On 11/04/17 15:03, Magnus Hagander wrote:
On Tue, Apr 11, 2017 at 2:53 PM, Álvaro Hernández Tortosa <a...@8kdata.com <mailto:a...@8kdata.com>> wrote:

    On 10/04/17 20:32, Andres Freund wrote:

        On 2017-04-10 20:28:27 +0200, Álvaro Hernández Tortosa wrote:

            On 10/04/17 13:02, Heikki Linnakangas wrote:

                On 04/10/2017 12:39 PM, Álvaro Hernández Tortosa wrote:

                    - I think channel binding support should be added.
                    SCRAM brings security
                    improvements over md5 and other simpler digest
                    algorithms. But where it
                    really shines is together with channel binding.
                    This is the only method
                    to prevent MITM attacks. Implementing it should
                    not very difficult.
                    There are several possible channel binding
                    mechanisms, but the mandatory
                    and probably more typical one is 'tls-unique'
                    which basically means
                    getting the byte array from the TLSfinish()
                    message and comparing it
                    with the same data sent by the client. That's more
                    or less all it takes
                    to implement it. So I would go for it.

                We missed the boat for PostgreSQL 10. You're right
                that it probably
                wouldn't be difficult to implement, but until there's
                a concrete patch
                to discuss, that's a moot point.

                 Really? That's a real shame.... I know we're very
            late in the CF cycle
            but, again, this would be a real shame.

        That can equally be said about about a lot of features.  If we
        stop at some point... Also, we're not late in the CF cycle,
        the CF cycle
        for v10 is over.  It's not like the non-existance of channel
        removes previously existing features, or makes SCRAM useless.


        Andres Freund

        I know this is a lost battle. But please bear with me for a

        Let's put ourselves on the foot of potential users. Why would
    anyone want to use SCRAM? What for? The hashing mechanism is
    better, no question.

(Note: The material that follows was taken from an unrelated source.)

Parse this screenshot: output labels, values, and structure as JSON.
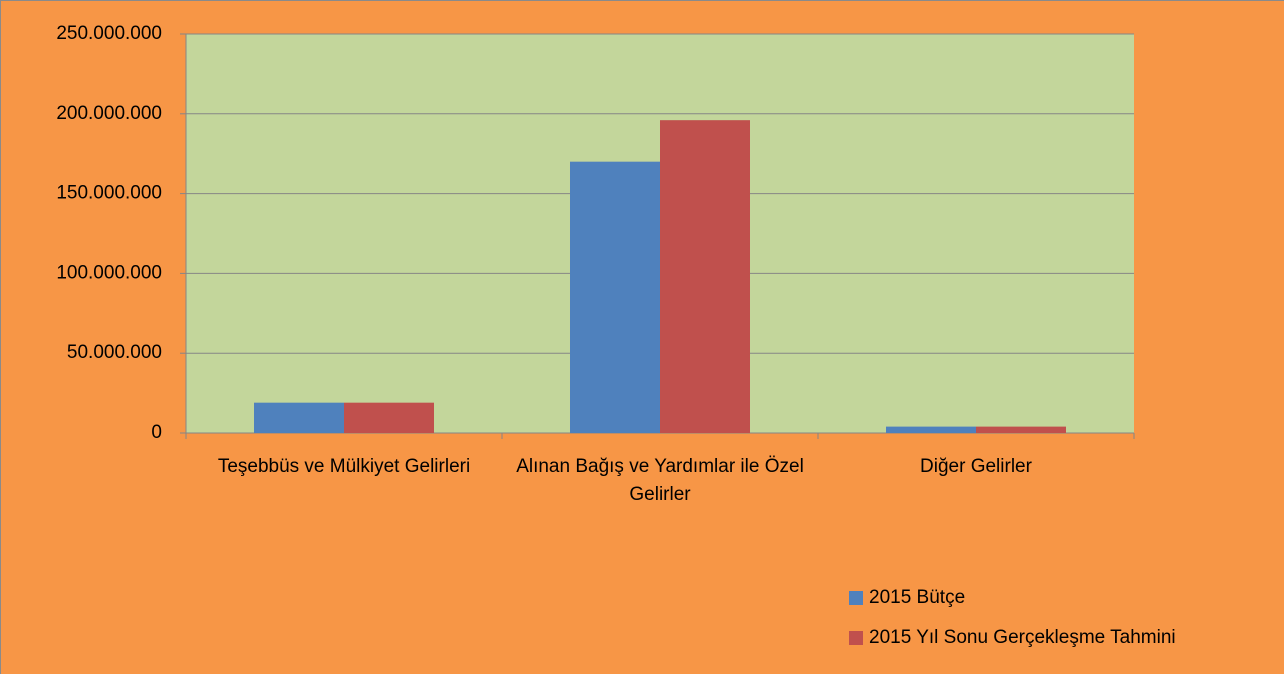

And bring some added benefits, true. So its
    "better". But the real gain comes from using channel binding,
    which avoids impersonation, MITM attacks. This is the deal
    breaker. SCRAM without channel binding is like Coke Zero without
    caffeine and mixed with water. Don't get me wrong, the work behind
    is great.

I think you are seriously undervaluing the SCRAM without channel binding.

I'm not. If I wouldn't appreciate its value, I wouldn't be writing a client library for the jdbc driver.

It improves a lot of things over our current md5 method beyond just using a stronger hashing algorithm.

Sure, channel binding is great. But that's not a dealbreaker, or even close to it.

I think otherwise. It is close to a dealbreaker. And it's so few extra code lines that it requires....

        But just a bit more is needed to make it really a big
    announcement and provide real value to (I guess, mostly but very
    interesting) enterprise customers, for which MITM and
    impersonating are big things. The good news is that adding channel
    binding is like inverse Paretto: a 20% of extra effort (I bet
    significantly less) leads to 80% improvement.

I would expect most enterprise customers who care about MITM protection are already using either TLS or ipsec to cover that already. They have benefit from the other parts of SCRAM, but they've already solved those problems.

Enterprises use checklists. And discard solutions if they don't have "checks" on all the items. One of those is, in my opinion, SCRAM with channel binding. I don't want this to happen to PG, specially when it's so easy to implement.

But I will conserve my remaining courage (thanks Michael!) credits for future threads ;) I have stated my opinion clearly, I will now go back to the client library.